As environmental awareness increases, Governments, industries, and businesses have started to comprehensively assess how their activities affect the environment. 

The environmental performance of products, processes, and services has become a key societal issue, and many organizations are investigating ways to minimize their effects on the environment and improve their environmental performance. One potential tool is called Life Cycle Analysis (LCA). 

LCA employs a systematic methodology to estimate the potential impacts of different products or services by examining inputs and outputs from all life cycle stages, from 'cradle-to-grave'. LCA relies on clearly defining appropriate system boundaries and the availability of high quality data. 

Biodiesel has been proposed as a cleaner burning alternative to petroleum-derived diesel for on and off-road applications. Following the latest research from the US, the industry is confident that biodiesel meets today's energy needs without sacrificing the ability of future generations to do the same. A recently published report co-authored by researchers from the University of Idaho and the USDA, titled "Energy Life-Cycle Assessment of Soybean Biodiesel Revisited," found that for every unit of fossil energy needed to produce biodiesel, it returns a stunning 5.54 units of renewable energy. 

This energy-in, energy-out ratio is called 'energy balance' or 'fossil energy ratio'. Biodiesel derived from Soybeans or Rapeseed, for example, benefits from "free" energy from the sun. The study also compared biodiesel with other alternative fuels receiving mainstream attention such as liquefied propane and natural gas. A comparison with gasoline was also evaluated. 

"This study shows the clear trend that biodiesel production continues to improve when it comes to efficient use of resources," said Don Scott, director of sustainability for the National Biodiesel Board. "No other fuel available comes close to such a high energy balance." 

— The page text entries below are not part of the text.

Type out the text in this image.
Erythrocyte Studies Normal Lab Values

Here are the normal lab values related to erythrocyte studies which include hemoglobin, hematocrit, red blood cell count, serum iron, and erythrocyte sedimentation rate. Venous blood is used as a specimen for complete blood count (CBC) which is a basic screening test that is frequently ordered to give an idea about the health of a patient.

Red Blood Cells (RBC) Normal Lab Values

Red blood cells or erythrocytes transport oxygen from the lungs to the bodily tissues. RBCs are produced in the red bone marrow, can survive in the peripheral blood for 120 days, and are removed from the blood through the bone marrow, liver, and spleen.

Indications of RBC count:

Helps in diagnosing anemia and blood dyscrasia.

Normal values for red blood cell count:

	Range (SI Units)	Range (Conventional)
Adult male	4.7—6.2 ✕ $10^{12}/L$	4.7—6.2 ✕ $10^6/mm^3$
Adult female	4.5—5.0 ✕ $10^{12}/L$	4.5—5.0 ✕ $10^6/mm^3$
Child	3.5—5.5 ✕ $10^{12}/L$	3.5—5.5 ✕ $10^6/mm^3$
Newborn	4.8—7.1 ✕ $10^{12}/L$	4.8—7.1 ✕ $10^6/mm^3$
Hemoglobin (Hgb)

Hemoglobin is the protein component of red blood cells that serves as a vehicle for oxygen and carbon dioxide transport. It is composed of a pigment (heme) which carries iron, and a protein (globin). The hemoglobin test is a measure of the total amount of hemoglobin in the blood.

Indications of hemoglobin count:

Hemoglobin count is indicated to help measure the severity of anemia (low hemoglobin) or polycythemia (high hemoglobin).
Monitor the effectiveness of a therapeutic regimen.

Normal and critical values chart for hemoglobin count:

The objective of the study was to construct a new biodiesel energy life cycle with 2006 data that reflects current soybean production and biodiesel plants built after 2002, which make up the majority of plants producing biodiesel today. Additionally, a comparison of the three time periods from past studies conducted in 1990, 2002 and 2006 indicated how energy life cycles change over time. Using data from 2009 or 2010 would likely show an even greater gain in energy efficiency. 

Specifically, the new University of Idaho study found three critical factors that led to the leap in biodiesel's energy balance number. First, new data from the USDA and the NBB indicate that soybean crushing facilities and biodiesel plants have become increasingly more energy efficient over the years. Second, soybean farmers have adopted energy-saving farm practices such as minimum tillage. Thirdly, overall yields of soybeans have increased. 

In comparison to the 2009 study, the new study found: the energy input in soybean agriculture was reduced by 52 percent; the energy input in soybean processing was reduced by 58 percent; the energy input in biodiesel production (transesterification) was reduced by 33 percent, per unit volume of biodiesel produced; overall, the energy input reduction was 42 percent for the same amount of biodiesel produced, and the addition of secondary inputs, such as farm machinery and building materials, did not have a significant effect on the fossil energy ratio. 

In addition to improved energy efficiency at processing facilities, soybean growers have accomplished greater yields with lower inputs of water and fertilizer per bushel, even as cropland has declined," said Jim Duffield, USDA senior agricultural economist who co-authored all three life-cycle analysis studies. "Biodiesel deserves some credit for this progress. The demand it creates is helping to drive the new technologies that make American agriculture more efficient."